PICKERS are desperately needed to go out into the Cambridgeshire countryside and help bring in the elderflower harvest.

Unseasonably cold weather has delayed the start of the season, reducing it from six weeks to just four, so the frothy white blossoms need picking even more quickly than usual.

Keith Challen, farm manager for Belvoir Fruit Farms, which launched the appeal, said: “Because of the cold, wet spring the elders are about a month behind their expected development.

“This means the six-week harvest will start later than usual, probably in mid-June and will only last for a short four-week period giving us less time to bring in the blossoms.”
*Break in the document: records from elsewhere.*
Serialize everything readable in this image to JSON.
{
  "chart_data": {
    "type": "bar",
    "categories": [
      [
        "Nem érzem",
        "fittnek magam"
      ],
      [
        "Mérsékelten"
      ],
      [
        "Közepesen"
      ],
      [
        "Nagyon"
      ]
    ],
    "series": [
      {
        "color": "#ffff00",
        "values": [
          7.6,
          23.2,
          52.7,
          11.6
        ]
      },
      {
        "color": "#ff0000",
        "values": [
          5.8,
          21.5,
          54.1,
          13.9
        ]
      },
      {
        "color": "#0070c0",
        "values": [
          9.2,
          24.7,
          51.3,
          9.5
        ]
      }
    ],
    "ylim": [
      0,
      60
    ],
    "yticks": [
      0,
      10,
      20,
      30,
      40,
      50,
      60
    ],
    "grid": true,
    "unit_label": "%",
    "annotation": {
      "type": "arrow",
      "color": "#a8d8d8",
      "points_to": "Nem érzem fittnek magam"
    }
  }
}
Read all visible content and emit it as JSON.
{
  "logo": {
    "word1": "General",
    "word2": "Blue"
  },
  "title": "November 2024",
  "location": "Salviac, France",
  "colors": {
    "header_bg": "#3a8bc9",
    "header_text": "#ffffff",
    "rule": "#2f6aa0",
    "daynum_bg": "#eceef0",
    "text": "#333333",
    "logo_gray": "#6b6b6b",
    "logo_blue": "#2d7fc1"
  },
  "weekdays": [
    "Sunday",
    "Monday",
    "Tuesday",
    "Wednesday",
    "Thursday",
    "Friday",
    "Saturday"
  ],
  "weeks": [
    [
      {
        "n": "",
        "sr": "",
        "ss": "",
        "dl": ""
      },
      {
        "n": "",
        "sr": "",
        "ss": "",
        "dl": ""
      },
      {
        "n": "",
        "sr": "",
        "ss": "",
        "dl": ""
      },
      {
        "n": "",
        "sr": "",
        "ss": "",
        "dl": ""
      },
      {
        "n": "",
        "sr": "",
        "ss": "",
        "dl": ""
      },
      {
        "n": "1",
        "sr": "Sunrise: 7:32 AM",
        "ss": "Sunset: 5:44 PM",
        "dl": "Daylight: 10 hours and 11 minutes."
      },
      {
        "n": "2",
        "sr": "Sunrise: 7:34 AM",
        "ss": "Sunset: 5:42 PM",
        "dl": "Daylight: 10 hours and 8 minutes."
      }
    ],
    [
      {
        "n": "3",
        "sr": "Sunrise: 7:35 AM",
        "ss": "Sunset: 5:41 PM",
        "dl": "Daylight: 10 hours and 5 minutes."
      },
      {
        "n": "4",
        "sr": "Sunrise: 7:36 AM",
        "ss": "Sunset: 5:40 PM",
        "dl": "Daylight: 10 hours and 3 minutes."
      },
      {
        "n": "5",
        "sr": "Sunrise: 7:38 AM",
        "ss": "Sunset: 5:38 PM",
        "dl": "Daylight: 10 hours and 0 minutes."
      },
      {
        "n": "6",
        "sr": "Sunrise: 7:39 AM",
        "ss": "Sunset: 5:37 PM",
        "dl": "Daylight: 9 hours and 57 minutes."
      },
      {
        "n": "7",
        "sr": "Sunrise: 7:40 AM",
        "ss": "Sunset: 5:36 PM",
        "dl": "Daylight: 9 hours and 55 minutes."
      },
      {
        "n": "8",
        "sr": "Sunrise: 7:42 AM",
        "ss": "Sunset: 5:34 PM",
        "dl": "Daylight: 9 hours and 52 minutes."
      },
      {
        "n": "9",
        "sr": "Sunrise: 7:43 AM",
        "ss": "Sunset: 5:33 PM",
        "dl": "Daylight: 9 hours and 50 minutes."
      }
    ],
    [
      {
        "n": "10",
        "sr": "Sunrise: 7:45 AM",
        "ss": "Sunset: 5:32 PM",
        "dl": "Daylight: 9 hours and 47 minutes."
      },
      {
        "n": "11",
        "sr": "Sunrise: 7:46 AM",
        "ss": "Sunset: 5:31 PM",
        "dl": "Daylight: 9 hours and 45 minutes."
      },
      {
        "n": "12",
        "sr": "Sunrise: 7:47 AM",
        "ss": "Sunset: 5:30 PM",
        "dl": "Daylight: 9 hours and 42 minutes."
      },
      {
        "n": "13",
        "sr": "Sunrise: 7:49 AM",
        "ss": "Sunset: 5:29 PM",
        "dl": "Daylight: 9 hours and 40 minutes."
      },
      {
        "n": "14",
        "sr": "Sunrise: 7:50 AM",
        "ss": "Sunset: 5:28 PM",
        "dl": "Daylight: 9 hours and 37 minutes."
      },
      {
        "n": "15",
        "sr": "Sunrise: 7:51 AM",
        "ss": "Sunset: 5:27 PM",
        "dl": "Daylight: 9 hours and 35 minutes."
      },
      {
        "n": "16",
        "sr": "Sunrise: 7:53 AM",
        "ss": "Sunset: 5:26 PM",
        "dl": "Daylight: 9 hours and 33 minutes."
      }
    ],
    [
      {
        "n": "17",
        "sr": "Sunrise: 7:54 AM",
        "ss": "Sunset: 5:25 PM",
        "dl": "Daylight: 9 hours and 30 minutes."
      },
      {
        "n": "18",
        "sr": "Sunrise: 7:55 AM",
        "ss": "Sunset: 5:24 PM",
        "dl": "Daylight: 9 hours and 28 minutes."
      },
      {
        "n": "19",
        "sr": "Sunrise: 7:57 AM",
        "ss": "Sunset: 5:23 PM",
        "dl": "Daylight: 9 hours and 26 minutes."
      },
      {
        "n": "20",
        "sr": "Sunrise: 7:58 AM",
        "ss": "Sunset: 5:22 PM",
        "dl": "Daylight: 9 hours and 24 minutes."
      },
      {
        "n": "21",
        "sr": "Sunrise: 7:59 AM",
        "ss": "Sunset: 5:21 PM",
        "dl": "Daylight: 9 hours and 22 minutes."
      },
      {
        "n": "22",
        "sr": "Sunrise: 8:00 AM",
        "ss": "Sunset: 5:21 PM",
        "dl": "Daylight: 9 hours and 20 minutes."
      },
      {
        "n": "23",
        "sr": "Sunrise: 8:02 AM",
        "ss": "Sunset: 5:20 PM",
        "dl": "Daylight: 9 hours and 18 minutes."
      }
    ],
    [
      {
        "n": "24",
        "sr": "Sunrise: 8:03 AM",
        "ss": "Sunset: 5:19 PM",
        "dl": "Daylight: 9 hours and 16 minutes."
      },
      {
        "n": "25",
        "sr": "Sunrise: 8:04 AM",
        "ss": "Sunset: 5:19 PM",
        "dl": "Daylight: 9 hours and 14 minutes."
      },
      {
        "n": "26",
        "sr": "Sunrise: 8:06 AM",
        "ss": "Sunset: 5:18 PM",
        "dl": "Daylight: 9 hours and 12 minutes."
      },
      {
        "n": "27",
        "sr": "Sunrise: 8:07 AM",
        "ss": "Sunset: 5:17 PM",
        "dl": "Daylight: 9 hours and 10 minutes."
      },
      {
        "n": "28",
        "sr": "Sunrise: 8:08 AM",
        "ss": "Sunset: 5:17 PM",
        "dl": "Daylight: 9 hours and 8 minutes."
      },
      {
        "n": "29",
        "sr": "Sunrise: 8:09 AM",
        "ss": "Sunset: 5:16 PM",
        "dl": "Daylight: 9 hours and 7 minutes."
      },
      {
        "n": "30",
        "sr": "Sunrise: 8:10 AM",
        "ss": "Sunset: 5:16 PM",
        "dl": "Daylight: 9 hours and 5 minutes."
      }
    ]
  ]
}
Pev Manners, managing director of Belvoir, said: “Helping with the elderflower harvest is a wonderful opportunity to take part in an historic tradition. People return to the farm year after year to meet new friends, see old ones and enjoy being in touch with nature.

“This year we really do need as many people as possible to help pick. Although they are welcome to help harvest our 70 acres of organic elderflowers, the elder itself occurs naturally in hedgerows all over the area and it is the blossoms from these plants that we are particularly keen to gather in.”

Belvoir offers pickers £2 cash per kilo and an experienced picker can harvest up to 45 kilos of elderflowers a day. Belvoir can only accept flowers at their freshest best and so the blossoms have to have been picked that day and should not have any stalks.

Collections are held at Sacrewell Farm Centre, off the A47 near Peterborough, from 3.30–5pm.